Indicaties voor behandeling zijn

  • Problemen met voelen: Van streek bij verzorging (nagels, haren, gezicht wassen), vermijdt structuren, kan aanraking moeilijk hanteren, heeft een hekel aan labeltjes in de kleding, raakt voortdurend mensen/voorwerpen aan, wordt onrustig als mensen dichtbij staan, lijkt geen pijn te merken, merkt vieze handen/gezicht niet op.

  • Problemen met beweging en evenwicht: Voortdurend in beweging (friemelen, niet stilzitten), zoekt beweging op zoals ronddraaien, neemt de grote risico’s bij bewegen en klimmen, zoekt mogelijkheden om zich te laten vallen, botst tegen dingen aan, kan niet goed tegen snelle bewegingen/schommelen, is bang voor hoogtes en om te vallen, kan niet stilzitten, lijkt een slappe spierspanning te hebben.

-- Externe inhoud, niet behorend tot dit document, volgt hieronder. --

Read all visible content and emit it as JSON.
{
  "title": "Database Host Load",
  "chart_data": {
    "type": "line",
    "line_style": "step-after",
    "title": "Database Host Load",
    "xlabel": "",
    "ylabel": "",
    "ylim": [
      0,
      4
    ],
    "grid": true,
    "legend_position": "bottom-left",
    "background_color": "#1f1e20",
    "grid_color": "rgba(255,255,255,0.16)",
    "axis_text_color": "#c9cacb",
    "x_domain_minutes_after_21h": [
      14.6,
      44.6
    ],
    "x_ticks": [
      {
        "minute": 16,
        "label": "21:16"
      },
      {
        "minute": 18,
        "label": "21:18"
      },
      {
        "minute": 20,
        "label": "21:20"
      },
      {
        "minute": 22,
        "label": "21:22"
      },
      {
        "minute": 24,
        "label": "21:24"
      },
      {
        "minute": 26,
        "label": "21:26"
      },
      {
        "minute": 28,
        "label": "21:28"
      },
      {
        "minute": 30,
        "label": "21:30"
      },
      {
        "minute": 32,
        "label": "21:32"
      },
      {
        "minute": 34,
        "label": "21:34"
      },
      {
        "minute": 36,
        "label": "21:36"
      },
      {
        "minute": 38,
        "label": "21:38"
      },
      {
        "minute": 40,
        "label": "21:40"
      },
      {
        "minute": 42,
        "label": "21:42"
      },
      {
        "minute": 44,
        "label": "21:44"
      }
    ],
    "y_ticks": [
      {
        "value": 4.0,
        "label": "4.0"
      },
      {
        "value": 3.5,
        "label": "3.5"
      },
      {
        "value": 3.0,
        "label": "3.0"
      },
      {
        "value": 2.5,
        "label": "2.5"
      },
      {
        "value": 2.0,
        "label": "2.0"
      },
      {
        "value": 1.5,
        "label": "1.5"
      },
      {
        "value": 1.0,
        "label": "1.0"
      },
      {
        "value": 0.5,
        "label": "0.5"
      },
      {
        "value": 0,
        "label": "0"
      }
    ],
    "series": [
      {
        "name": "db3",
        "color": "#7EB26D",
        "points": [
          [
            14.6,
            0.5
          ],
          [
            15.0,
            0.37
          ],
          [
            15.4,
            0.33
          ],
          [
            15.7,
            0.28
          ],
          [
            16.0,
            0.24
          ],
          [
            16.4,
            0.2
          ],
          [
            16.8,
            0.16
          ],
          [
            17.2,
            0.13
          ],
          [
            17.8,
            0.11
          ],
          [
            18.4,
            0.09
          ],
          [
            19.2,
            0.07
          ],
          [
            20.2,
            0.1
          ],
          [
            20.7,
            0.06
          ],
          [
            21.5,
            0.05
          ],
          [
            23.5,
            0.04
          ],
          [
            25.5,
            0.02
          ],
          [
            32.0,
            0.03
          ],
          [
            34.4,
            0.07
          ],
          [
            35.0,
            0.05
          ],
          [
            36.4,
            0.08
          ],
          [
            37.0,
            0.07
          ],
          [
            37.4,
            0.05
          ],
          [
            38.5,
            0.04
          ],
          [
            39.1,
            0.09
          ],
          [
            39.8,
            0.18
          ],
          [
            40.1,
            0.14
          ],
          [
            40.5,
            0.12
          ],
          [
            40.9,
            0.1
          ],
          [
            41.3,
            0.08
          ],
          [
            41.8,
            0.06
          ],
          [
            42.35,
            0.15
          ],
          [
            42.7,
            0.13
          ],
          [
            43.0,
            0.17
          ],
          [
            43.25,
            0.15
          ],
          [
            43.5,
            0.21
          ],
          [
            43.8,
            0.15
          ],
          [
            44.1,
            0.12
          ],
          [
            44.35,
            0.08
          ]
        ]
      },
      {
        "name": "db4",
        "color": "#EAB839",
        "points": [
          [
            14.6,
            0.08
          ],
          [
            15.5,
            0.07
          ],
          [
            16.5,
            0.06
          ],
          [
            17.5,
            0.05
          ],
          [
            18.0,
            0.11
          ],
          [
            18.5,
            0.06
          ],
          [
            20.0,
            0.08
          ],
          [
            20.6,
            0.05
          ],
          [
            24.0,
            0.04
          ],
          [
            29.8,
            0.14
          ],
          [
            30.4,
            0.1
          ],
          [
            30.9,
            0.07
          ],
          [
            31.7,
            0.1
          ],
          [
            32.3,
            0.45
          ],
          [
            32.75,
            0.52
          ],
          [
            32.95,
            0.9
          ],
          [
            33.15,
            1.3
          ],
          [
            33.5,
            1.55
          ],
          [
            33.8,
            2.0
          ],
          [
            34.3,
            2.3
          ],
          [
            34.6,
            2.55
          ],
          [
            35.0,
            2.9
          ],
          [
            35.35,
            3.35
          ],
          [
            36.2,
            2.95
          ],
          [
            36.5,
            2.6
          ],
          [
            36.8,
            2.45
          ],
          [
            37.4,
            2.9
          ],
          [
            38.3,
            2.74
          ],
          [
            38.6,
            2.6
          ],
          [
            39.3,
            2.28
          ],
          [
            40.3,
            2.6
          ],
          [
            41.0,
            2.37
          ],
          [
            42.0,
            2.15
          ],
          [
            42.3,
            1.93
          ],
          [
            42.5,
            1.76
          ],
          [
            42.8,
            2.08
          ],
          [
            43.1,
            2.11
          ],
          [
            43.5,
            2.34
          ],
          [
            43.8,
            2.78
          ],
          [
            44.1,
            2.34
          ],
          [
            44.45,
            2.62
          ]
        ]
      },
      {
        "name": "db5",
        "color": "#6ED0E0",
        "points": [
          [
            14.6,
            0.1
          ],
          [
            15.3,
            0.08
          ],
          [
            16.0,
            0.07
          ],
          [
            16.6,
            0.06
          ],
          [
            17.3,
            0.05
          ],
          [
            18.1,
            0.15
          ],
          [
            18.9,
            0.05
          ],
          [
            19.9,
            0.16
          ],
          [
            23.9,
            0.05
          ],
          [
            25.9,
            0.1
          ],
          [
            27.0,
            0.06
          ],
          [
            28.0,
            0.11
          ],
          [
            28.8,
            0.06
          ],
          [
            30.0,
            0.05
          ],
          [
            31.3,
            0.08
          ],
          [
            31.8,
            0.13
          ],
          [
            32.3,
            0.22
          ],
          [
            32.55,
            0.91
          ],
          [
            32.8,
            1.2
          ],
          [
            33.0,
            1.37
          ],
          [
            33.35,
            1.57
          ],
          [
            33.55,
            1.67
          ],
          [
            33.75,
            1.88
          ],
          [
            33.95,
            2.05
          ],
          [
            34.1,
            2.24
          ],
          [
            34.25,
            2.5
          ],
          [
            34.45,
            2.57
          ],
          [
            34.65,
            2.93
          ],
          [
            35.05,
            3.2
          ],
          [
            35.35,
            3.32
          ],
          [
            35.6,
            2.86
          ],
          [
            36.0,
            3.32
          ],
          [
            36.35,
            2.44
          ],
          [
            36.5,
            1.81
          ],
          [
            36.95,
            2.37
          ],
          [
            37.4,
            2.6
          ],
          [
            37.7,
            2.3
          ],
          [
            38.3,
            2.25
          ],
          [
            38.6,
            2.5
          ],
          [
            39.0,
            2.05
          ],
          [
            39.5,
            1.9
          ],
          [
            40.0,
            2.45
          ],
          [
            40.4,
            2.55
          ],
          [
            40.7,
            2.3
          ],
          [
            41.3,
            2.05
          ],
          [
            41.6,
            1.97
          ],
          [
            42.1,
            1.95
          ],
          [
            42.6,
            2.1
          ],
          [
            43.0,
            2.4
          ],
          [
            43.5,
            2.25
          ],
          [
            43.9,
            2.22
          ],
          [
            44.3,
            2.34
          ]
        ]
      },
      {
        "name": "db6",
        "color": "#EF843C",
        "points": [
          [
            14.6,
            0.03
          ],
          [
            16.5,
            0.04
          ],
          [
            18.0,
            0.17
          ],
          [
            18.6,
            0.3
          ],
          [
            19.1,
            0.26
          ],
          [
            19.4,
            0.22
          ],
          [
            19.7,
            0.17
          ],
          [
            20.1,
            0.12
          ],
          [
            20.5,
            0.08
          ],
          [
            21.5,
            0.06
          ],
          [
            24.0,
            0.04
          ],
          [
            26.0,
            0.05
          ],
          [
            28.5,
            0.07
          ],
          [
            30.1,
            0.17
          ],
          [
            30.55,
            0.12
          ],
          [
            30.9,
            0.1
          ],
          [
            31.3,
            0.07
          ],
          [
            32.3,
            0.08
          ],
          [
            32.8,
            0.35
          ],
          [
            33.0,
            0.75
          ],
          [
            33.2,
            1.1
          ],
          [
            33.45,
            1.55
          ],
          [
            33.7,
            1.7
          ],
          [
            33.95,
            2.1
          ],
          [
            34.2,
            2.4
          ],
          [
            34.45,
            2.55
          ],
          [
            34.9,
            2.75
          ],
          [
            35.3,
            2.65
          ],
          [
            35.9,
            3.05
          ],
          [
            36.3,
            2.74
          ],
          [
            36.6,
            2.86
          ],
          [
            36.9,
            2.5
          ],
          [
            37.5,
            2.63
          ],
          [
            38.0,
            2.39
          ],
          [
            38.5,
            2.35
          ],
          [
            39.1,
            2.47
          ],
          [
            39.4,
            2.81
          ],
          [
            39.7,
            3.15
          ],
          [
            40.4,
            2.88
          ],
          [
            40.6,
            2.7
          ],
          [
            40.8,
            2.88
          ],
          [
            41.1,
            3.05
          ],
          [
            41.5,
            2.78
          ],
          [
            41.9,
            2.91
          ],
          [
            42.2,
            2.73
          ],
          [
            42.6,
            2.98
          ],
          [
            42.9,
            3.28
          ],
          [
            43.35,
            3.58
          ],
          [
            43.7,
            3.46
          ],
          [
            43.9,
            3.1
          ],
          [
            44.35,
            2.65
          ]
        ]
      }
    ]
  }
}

  • Problemen met visuele informatie: Speelt liever bij weinig licht, snel afgeleid voor visuele informatie, wil alles zien, houdt van visuele details op spullen, heeft een hekel aan fel licht, kan slecht spullen vinden, kijkt naar mensen als de door de kamer lopen.

  • Problemen met auditieve informatie: Kan slecht tegen harde/onverwachte geluiden, houdt handen over de oren, snel afgeleid door geluiden, kan niet concentreren met achtergrondgeluiden, overstemt geluiden met neuriën/praten/zingen, sluit zich af, houdt van vreemde geluiden.

  • Problemen met geur en smaak: Kieskeurige eter, eet alleen voeding met bepaalde smaak/structuur, afkeer tegen voeding met andere structuren/temperatuur, kauwt/likt aan niet eetbare voorwerpen, sterke voorkeur voor bepaalde geuren/smaken, bijt op tong/lippen.

  • Problemen met lichaamsgevoel: Beweegt zich stijf, snel moe, zwakkere spieren, zoekt voortdurend steunpunten, hangt vaak tegen mensen/voorwerpen aan, vaak botsen/stoten, lagere spierspanning.

  • Problemen met je interne organen: Heeft regelmatig buikpijn, voelt niet wanneer hij/zij naar de wc moet, moet heel vaak naar de wc.

Uiting in gedrag

  • Gevoelig voor prikkels: Huilerig, de buitenwereld voelt bedreigend, snel van slag, vaker ruzie/vechten, snel afgeleid.
  • Prikkel vermijdend: Trekt zich terug, wil voorspelbaarheid, dwingend op mijn manier en niet anders, overstemt de irriterende prikkel, wil regie houden, zoekt 1 prikkel heel sterk op.
  • Gebrekkige registratie: Vaak moe, weinig initiatief, weinig gebruik van lichaamstaal en mimiek, lagere spierspanning, vertraagd/niet reageren, onhandig, vallen/struikelen, weinig betrokken/interactie.
  • Prikkel zoekend: Druk, onhandig, snel afgeleid, voortdurend in beweging, irriteert anderen met zoekgedrag, verliest zich in een activiteit, kan niet richten op de taak, gevaarlijk handelen, procesgericht en niet eindgericht.

Bij 0-2 jarigen kunnen de uitingen van prikkelsverwerkingsproblemen in het gedrag als volgt zichtbaar zijn

  • Passief in bewegen en de omgeving verkennen.
  • Veel onrust.
  • Overstrekken.
  • Moeite met houdingsveranderingen.
  • Afwijkend huilgedrag.
  • Slaapproblemen, inslapen, doorslapen, zelfstandig in slaap vallen.
  • Vertraagde motorische ontwikkeling.
  • Hypotonie (slappe spierspanning van het lichaam).
  • Overprikkeld.

De behandeling richt zich op

  • Het in kaart brengen van het gehele zintuiglijke profiel van het kind.
  • Met behulp van een intake, observatie in de thuis situatie en/of eventueel op school, onderzoek en vragenlijsten wordt het probleem van het kind en de hulpvraag in kaart gebracht. 
  • Ouders/verzorgers en eventueel school inzicht geven in de prikkelverwerking van het kind. Hoe wordt het ervaren en hoe gaat het kind hier nu mee om.
  • Het opstellen van een zintuiglijk plan.
  • Ouders/verzorgers en school zullen actief betrokken worden bij het behandeltraject.